Properties of good research questions

  • Target underlying curiosities: What are we interested in knowing?
  • Contextualized within previous work: What have other people answered and found about about this or related questions?
  • Embedded in a theory about how the world works (in our case, usually a theory about language).
  • Contribute to a larger research endeavour: small questions add up.
  • They are testable (there is a concrete possible answer space).

We almost never answer research questions directly; instead, we provide evidence for answers with data.

  • Data can be corpus data, articulatory or acoustic measures, results of perception or production experiments, languages users’ judgments
  • We are usually looking at how to explain the patterning of some outcome variable, usually by relating it to another variable (outcome and predictor variables, above).

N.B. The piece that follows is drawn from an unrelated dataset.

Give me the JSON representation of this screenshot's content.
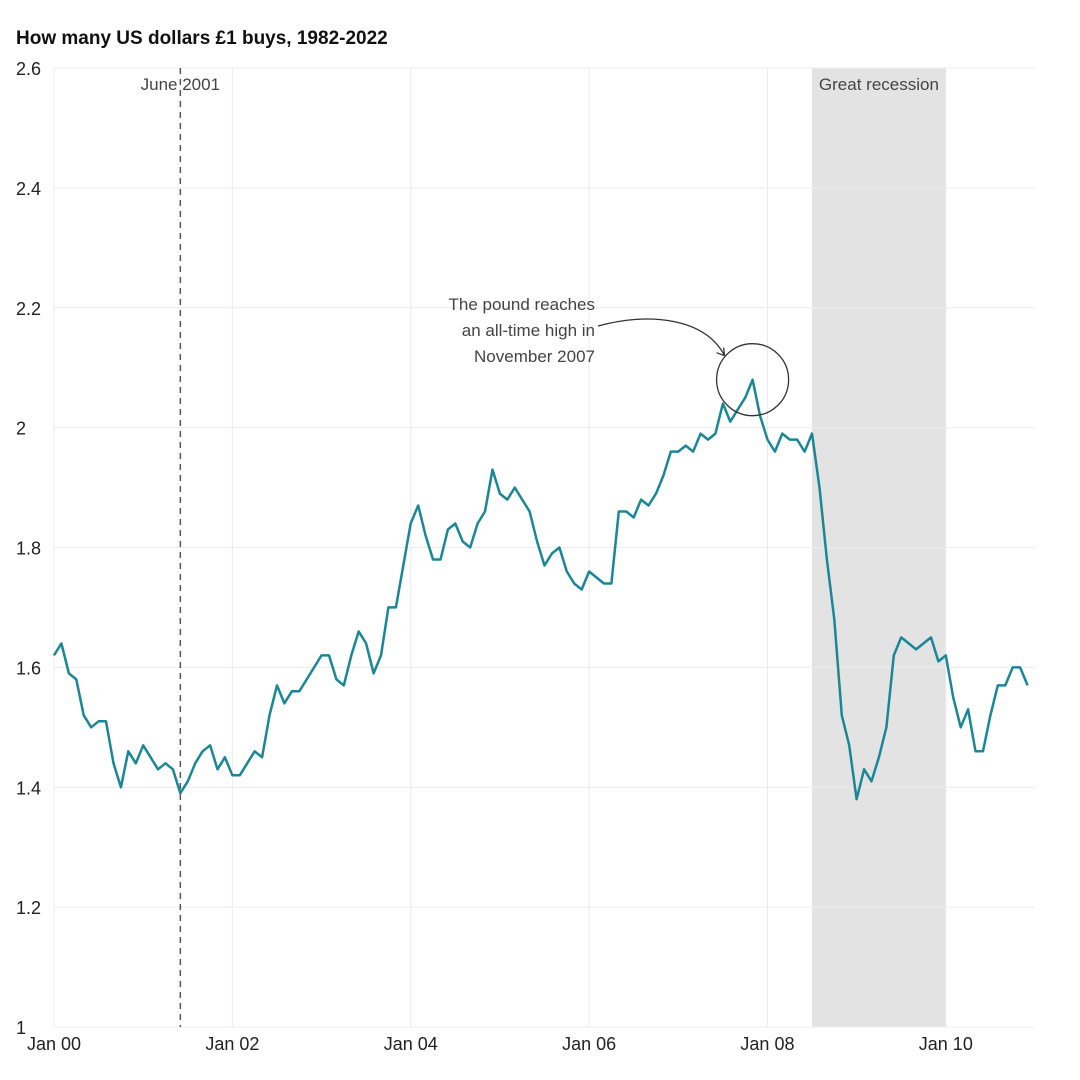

2.3.1 General vs. specific research questions

Usually, questions of theoretical interest are quite general, and too big to answer with a single experiment. Note that some of the examples of “general” questions below might sound pretty specific. However, if you think about it, there are a lot of different ways you could go about answering each question.

It’s important to always have a general question in mind, but when doing research, it is critical to additionally formulate a specific, testable research question that describes exactly what you will be doing to test the more general question. One way to make sure the question is specific is to formulate it in terms of the specific outcome and predictor variables you will be using.

Below show a couple example of a continuum of generality in questions. Note that only the specific question involves the specific outcome and predictor variables.

Very general question General-ish question Specific question
Is there interaction between the sound system of bilinguals? Do French-English bilinguals produce English stops differently than English monolinguals? Does the VOT of English voiceless stops differ systematically between bilingual French-English and monolingual English speakers?
Do listeners show perceptual accommodation to dialectal variation? Do listeners show increased acceptability for a syntactic construction after spending time in a dialect region where it is used? Do grammaticality ratings for the “I’m done my homework” construction common in Canadian English differ for international students who have just arrived in Canada vs. those who have lived there for 4 years?